The vertical marginal discrepancy was examined using a stereomicroscope (Olympus Model SZ61, Tokyo, Japan) at ×40 magnification (Fig. 2). The measurements were conducted by the same researcher, whereby the discrepancy between the resin dye and the laminate veneer restorations at four points (midpoints of mesial, distal, cervical, and palatal finish line) at the finish line was examined (Fig. 3). Three repetitive measurements were taken, and the mean value was recorded for this point value [19, 20].

Fig. 2
figure 2

Examination of VMD with stereomicroscope

Fig. 3
figure 3

Schematic presentation of VMD at the Cervical (C), Mesial (M), Palatal (P), and Distal (D) areas

Load-to-failure test and failure mode

A load-to-failure test was conducted using a universal testing machine (Instron, Canton, MA, USA). The load was applied perpendicular to the lingual surface of the resin die, positioned 1 mm away from the incisal edge of the laminate veneer (LV) restoration, at a cross-head speed of 0.5 mm/min. To ensure consistent test conditions, a mounting jig and custom-made plunger were employed. The load applied was recorded at the point of failure [21,22,23]. (Fig. 4)

Fig. 4
figure 4

Representative diagram of load-to-failure test

The failure modes were then evaluated macroscopically on the fractured surfaces. The failure modes were: cohesive failure (laminate fracture), adhesive failure (debonding of laminate), mixed failure (adhesive and cohesive failure), and root fracture.

Statistical analysis

The minimum required sample size was determined by analysing previous research data using the Minitab Program (Minitab 22, Minitab LLC) [21]. To assess the differences in obtained data across the four study groups, we set a significance level (alpha-type error) of 0.05 and a statistical power (beta power) of 0.80. Based on these criteria, a minimum sample size of 10 samples per group was calculated.
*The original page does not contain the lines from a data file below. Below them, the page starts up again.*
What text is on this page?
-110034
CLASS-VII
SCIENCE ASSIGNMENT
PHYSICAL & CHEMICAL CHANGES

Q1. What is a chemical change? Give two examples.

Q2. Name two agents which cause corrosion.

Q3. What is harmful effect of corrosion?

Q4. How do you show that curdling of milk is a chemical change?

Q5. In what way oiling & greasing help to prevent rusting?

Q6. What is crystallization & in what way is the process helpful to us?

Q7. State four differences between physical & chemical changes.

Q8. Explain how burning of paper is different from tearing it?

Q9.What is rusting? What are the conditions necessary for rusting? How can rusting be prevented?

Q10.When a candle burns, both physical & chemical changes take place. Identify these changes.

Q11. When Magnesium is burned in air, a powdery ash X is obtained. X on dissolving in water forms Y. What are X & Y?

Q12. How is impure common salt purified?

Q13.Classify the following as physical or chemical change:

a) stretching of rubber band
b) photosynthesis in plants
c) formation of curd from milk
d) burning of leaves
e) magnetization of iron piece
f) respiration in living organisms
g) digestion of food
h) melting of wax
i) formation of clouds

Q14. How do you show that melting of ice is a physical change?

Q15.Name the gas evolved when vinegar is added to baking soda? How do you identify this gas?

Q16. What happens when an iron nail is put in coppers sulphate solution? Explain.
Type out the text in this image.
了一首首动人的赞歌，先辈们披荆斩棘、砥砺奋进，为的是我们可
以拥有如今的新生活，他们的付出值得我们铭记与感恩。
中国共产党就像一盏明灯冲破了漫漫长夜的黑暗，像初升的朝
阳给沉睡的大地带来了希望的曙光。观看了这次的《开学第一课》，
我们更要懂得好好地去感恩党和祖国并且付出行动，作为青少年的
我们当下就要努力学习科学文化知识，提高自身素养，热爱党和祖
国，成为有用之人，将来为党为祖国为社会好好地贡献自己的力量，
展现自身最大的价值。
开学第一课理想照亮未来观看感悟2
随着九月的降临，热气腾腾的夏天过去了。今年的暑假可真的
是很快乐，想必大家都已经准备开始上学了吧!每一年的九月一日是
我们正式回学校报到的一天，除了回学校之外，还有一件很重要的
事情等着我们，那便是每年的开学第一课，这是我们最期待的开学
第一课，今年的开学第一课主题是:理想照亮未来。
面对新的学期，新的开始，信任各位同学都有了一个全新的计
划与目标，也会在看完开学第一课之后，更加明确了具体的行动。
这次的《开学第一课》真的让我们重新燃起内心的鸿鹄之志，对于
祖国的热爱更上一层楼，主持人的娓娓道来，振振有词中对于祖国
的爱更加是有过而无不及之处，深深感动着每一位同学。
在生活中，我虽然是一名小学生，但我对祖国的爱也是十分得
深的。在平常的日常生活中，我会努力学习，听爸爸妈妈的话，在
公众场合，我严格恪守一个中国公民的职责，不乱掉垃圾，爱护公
The vertical marginal discrepancy and load-to-failure data were analysed using the IBM SPSS Statistics Standard Concurrent User V 26 (IBM Corp., Armonk, New York, USA) statistical package program. The conformity of numerical data to a normal distribution was assessed using the Shapiro-Wilk test, while the homogeneity of variances was evaluated using the Levene test. Comparisons between groups were conducted using a Two-Way Analysis of Variance. Bonferroni correction was applied to adjust for all pairwise comparisons. Statistical significance was defined as p < 0.05.

Results

Measurement of vertical marginal discrepancy

Table 1 displays the outcomes of the two-way ANOVA and Bonferroni test carried out on data regarding mesial, distal, cervical, palatal, and mean vertical marginal intervals. The results of the two-way ANOVA revealed significance in all regions except for the distal. Notably, the vertical marginal discrepancy of LDLV samples was significantly greater than that of MZLV samples across all thickness types, with particularly noteworthy differences observed in the cervical, palatal, and mean data (Fig. 5).

Table 1 Two-way ANOVA and Bonferroni test results of vertical marginal discrepancy
Fig. 5
figure 5

Graphical presentation of VMD values of mesial, distal, cervical, palatal and mean values

Load-to-failure test and failure mode results

Based on the results of the two-way ANOVA, a statistically significant difference was found in load-to-fracture values between MZLV and LDLV manufactured in all thicknesses (p < 0.001). (Table 2)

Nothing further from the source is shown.